The Centers for Medicare & Medicaid Services (CMS) recently released two proposals related to total joint reconstruction that could impact procedure payments.
First, CMS is proposing to change its Comprehensive Care for Joint Replacement bundled payment model (CJR) and cancel mandatory Episode Payment Models (EPMs) that affect hip and femur fracture procedures. These initiatives were set to begin in January 2018.
CMS’ rule proposes to reduce the number of mandatory U.S. geographic areas participating in CJR from 67 to 34. Participants from the 33 remaining geographic areas would be made voluntary as of February 2018. Further, CMS proposes to make participation in the CJR model voluntary for all low-volume and rural hospitals in all of the CJR geographic areas.
The agency hopes that eliminating and modifying current models will allow greater flexibility to design and test other approaches to improve quality and care coordination across inpatient and post-acute-care. For example, originally only hospitals could own, or manage, CJR bundles. CMS is making CJR an Advanced Alternative Payment Model, giving surgeons and physician groups greater control over decision making within the 90-day episode of care.
Our conversations with surgeons prior to the announcement indicated that bundles, mandatory or not, are here to stay. Still, these reversals could certainly affect OEMs that have taken steps to help hospital customers in their handling of bundled payments.
CMS is accepting comments on this proposed rule until October 16.
Hospital customers may also feel a pinch from another CMS proposal: to cover knee replacement procedures at ambulatory surgical centers (ASCs), thus taking patients away from the hospital.

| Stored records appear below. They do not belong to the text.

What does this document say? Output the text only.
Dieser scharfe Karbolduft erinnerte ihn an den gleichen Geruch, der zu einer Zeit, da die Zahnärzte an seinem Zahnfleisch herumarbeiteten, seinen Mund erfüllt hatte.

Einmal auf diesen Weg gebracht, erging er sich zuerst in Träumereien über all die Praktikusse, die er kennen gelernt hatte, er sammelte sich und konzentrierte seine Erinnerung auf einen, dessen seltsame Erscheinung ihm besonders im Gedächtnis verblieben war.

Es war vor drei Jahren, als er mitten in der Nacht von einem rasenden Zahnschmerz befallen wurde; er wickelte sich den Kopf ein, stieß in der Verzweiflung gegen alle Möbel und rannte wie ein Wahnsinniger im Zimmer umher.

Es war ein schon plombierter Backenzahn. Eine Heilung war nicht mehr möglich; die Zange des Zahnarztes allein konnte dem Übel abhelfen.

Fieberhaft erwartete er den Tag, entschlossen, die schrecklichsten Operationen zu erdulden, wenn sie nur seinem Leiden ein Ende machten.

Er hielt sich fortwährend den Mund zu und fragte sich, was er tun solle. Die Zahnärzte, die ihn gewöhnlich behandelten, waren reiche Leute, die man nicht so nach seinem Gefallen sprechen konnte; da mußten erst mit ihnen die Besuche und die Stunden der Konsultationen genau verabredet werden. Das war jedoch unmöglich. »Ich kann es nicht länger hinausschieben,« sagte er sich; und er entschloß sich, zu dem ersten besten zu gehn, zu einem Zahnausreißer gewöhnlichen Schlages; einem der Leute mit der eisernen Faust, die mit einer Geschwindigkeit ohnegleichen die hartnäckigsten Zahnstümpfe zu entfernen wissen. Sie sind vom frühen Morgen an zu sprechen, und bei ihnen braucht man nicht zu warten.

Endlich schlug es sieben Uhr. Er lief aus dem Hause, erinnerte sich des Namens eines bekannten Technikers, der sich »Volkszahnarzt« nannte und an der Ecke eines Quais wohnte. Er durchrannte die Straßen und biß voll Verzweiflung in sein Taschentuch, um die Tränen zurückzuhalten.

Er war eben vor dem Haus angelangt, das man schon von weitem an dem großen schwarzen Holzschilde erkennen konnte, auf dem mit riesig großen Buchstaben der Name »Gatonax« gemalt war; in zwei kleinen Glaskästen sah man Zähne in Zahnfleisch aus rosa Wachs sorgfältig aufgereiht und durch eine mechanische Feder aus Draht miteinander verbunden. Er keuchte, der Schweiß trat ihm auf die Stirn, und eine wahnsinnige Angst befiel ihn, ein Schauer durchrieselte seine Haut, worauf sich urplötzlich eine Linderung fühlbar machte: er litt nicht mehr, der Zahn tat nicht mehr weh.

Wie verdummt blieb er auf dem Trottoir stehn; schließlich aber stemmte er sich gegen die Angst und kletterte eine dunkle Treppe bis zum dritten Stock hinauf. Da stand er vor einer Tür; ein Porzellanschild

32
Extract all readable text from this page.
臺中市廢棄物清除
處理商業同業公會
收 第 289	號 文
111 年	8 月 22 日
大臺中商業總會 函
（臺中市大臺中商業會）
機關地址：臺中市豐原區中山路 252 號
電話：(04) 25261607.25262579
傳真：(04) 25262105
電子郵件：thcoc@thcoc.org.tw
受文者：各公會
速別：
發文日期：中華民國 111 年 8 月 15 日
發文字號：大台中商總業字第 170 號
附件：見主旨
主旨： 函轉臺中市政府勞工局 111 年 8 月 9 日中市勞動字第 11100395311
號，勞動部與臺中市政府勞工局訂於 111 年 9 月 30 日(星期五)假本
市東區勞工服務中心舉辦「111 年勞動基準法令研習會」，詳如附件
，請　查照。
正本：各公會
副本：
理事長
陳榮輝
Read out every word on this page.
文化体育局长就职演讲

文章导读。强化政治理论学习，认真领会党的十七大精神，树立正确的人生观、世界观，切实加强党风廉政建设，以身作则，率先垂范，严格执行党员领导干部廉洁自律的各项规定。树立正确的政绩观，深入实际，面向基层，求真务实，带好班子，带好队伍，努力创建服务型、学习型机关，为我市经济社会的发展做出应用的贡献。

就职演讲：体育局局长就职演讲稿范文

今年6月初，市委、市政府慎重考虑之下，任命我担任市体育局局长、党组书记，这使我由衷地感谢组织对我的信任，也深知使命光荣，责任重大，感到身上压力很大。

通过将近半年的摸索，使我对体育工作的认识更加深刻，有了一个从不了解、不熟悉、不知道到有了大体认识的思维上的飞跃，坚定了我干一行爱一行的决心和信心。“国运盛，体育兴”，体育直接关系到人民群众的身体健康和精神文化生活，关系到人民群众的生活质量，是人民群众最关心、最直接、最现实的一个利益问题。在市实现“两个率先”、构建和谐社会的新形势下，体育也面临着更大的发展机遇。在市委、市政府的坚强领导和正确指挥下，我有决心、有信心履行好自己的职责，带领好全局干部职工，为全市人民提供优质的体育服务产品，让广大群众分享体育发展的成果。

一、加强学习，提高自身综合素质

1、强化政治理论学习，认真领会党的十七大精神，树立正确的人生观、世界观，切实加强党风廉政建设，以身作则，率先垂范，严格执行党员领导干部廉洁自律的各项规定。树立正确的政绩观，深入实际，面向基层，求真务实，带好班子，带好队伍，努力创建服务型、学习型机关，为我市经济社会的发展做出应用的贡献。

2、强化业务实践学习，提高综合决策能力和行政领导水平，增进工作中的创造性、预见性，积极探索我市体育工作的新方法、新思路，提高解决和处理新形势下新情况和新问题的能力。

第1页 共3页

Medicare’s inpatient-only (IPO) list includes, as the name suggests, procedures that are only paid under the Hospital Inpatient Prospective Payment System. Each year, CMS reviews its IPO list to keep or discard procedures. For 2018, CMS is proposing to remove total knee arthroplasty. The proposed rule also seeks comment regarding whether partial and total hips should also be removed.
Private payors have increasingly incentivized surgeons to move total knee and hip procedures to outpatient settings in an effort to reduce cost and improve outcomes. Industry voices have indicated that as more surgeons and ASCs are able to meet or exceed those cost and outcome metrics, Medicare would follow, covering outpatient care.